Dataless Classification

Overview:

Today, we have to handle an increasing number of electronic documents from a growing number of sources such as, for example, email, blogs and news sources. As the volume of documents expands, organizing them for easy accessibility becomes increasingly difficult.

Traditionally, categorization of documents has been studied as the problem of training of a classifier using labeled data. However, people can categorize documents into named categories without any explicit training because we know the meaning of category names. We have introduced the Dataless Classification model, a learning protocol that uses world knowledge to induce classifiers without the need for any labeled data. Like humans, a dataless classifier interprets a string of words as a set of semantic concepts. Within our proposed model we show that the label name alone is often sufficient to induce classifiers.

Details:

One common solution to text categorization is to label documents with category names and using these to drill down to the required documents. For example, if we want to organize our emails into three categories - "university," "administrative mails," and "friends," - we have to manually label each email. This task presents two immediate problems. First, it requires manual labeling of documents and filters. Second, it does not scale well with refinements of labels.

Further, if we want to split the category named "administrative mails" into two categories, "accounting and billing" and "meetings and events", we will have to redefine the filters or, in the worst case, manually label each document. However, it is clear that people can perform such expansion and refinement easily - in other words, people are adept at creating ontologies of concepts. We can do so because we have an intuitive understanding of the meaning of the words.

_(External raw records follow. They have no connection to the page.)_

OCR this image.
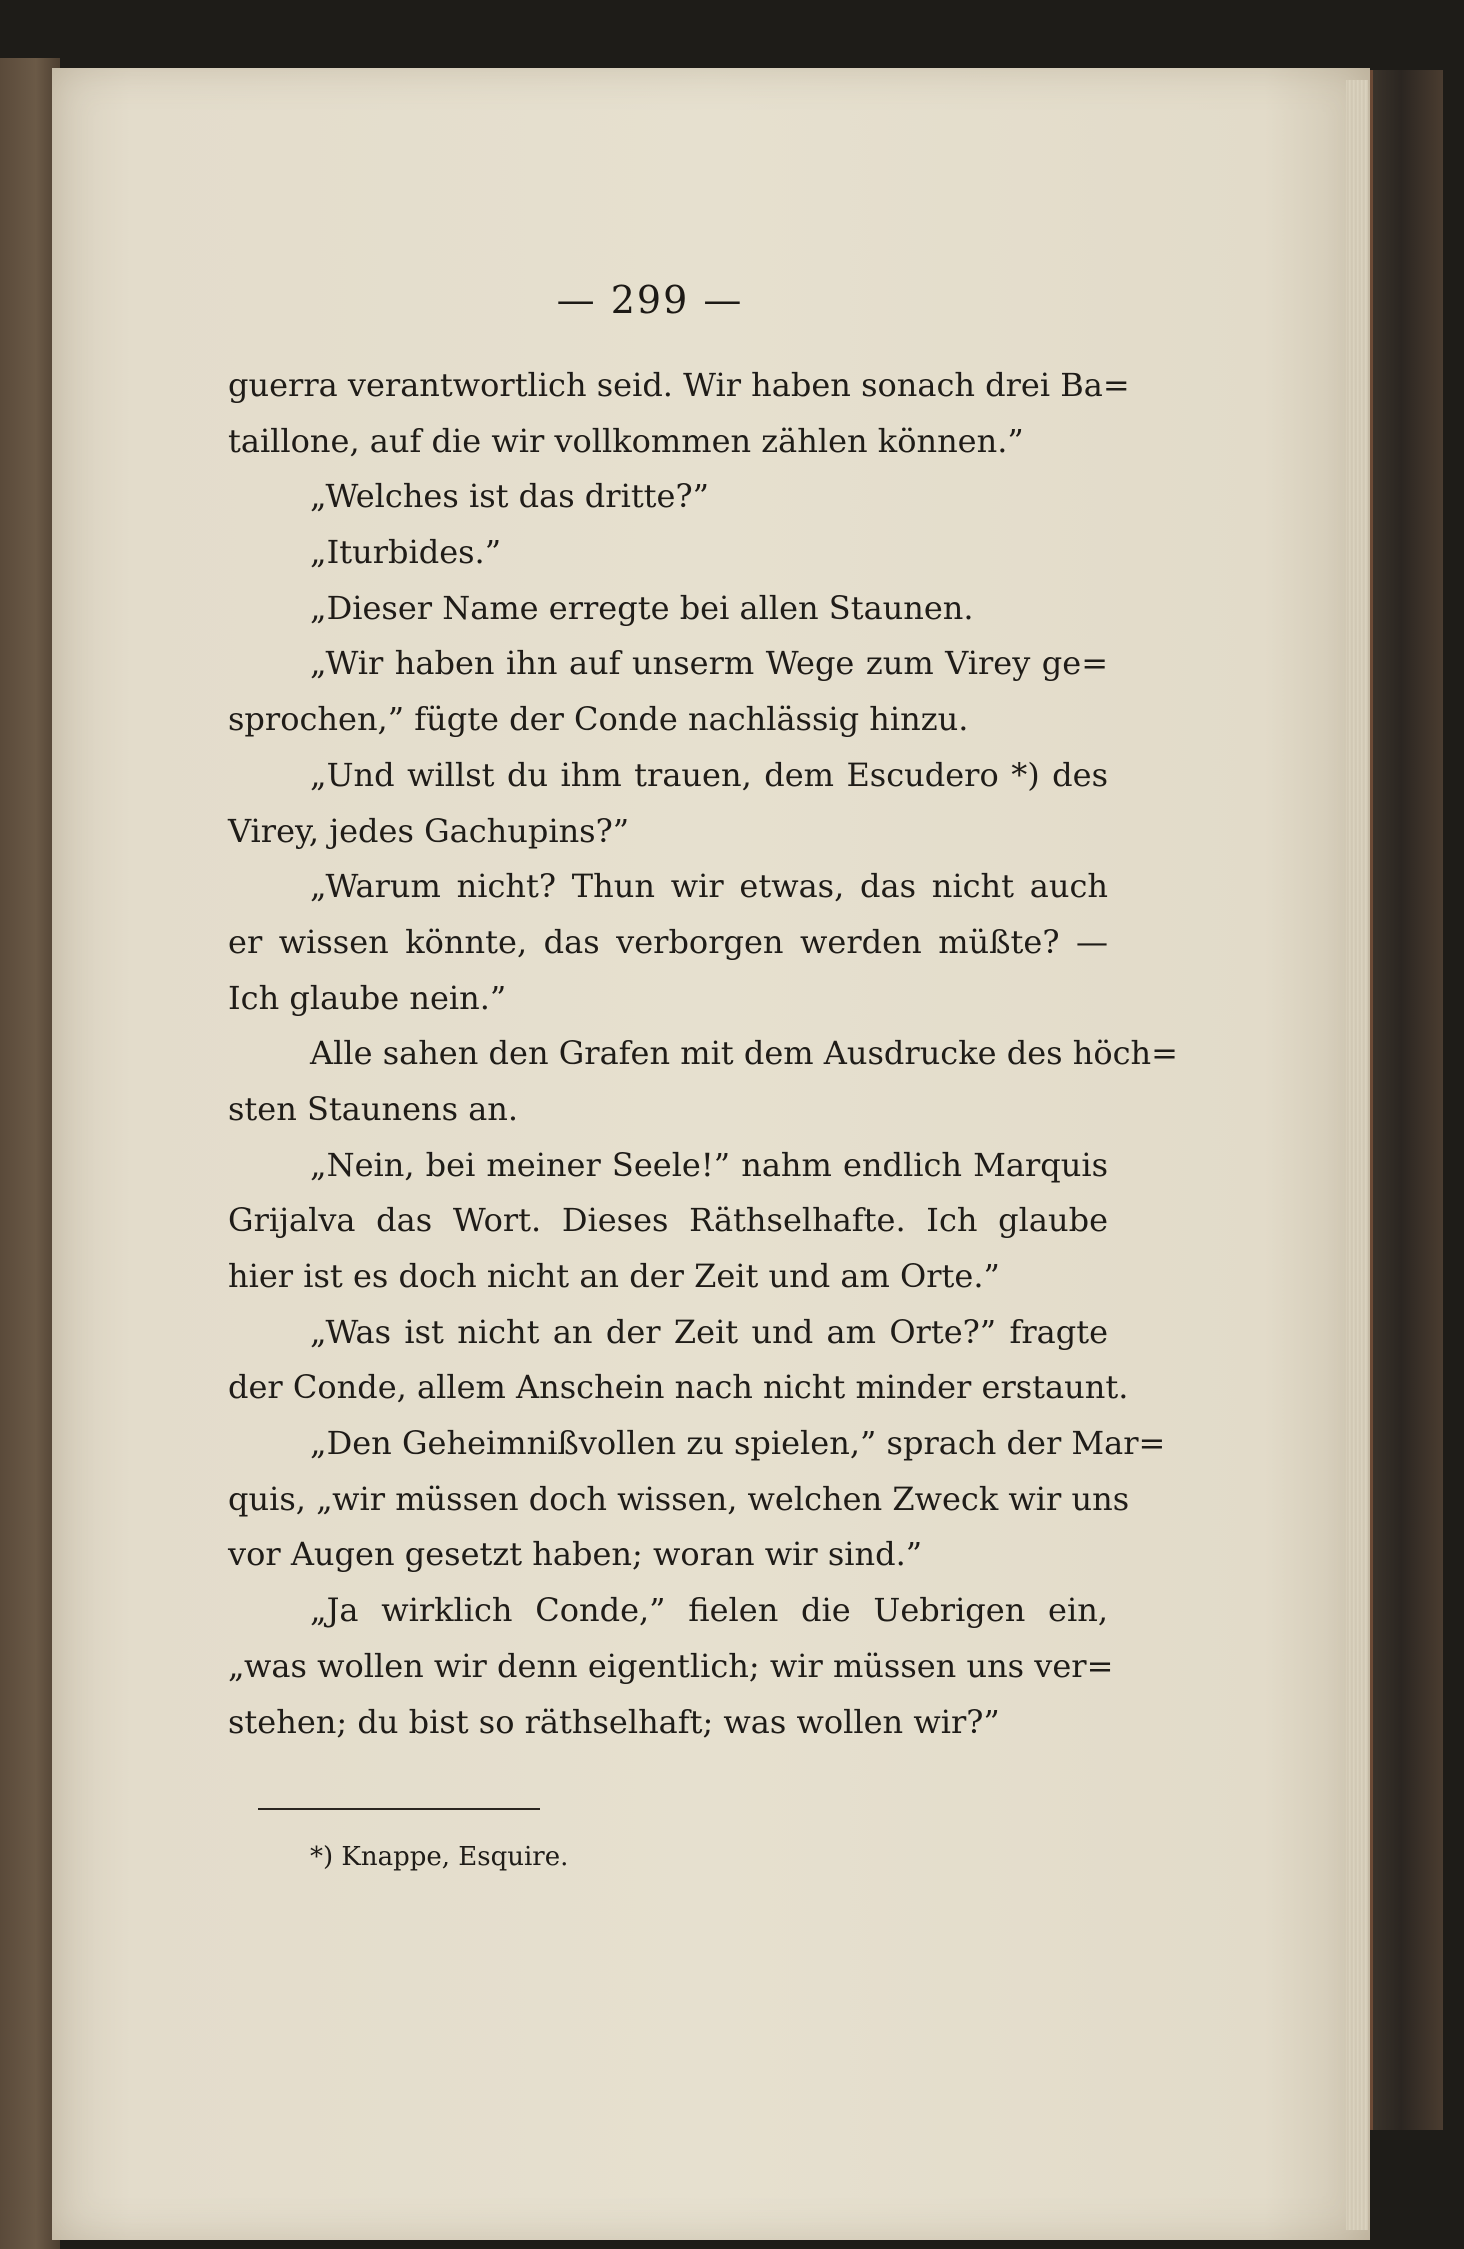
— 299 —
guerra verantwortlich seid. Wir haben sonach drei Ba=
taillone, auf die wir vollkommen zählen können.”
„Welches ist das dritte?”
„Iturbides.”
„Dieser Name erregte bei allen Staunen.
„Wir haben ihn auf unserm Wege zum Virey ge=
sprochen,” fügte der Conde nachlässig hinzu.
„Und willst du ihm trauen, dem Escudero *) des
Virey, jedes Gachupins?”
„Warum nicht? Thun wir etwas, das nicht auch
er wissen könnte, das verborgen werden müßte? —
Ich glaube nein.”
Alle sahen den Grafen mit dem Ausdrucke des höch=
sten Staunens an.
„Nein, bei meiner Seele!” nahm endlich Marquis
Grijalva das Wort. Dieses Räthselhafte. Ich glaube
hier ist es doch nicht an der Zeit und am Orte.”
„Was ist nicht an der Zeit und am Orte?” fragte
der Conde, allem Anschein nach nicht minder erstaunt.
„Den Geheimnißvollen zu spielen,” sprach der Mar=
quis, „wir müssen doch wissen, welchen Zweck wir uns
vor Augen gesetzt haben; woran wir sind.”
„Ja wirklich Conde,” fielen die Uebrigen ein,
„was wollen wir denn eigentlich; wir müssen uns ver=
stehen; du bist so räthselhaft; was wollen wir?”
*) Knappe, Esquire.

We developed an approach to automatically and transparently categorize and organize electronic documents into ontologies; our approach is inspired by the way people can infer whether or not a document discusses a particular topic by only using the meaning of the labels. Our approach allows users to provide short descriptions of the categories in the ontology and, using only the descriptions, uses ideas from machine learning to organize the documents accordingly. We show that in many cases, just the label name (such as "accounting") will suffice for accurate categorization. We also show that this approach, that is based on using Wikipedia to develop an understanding to the meaning of words, adapts well to new genres of documents.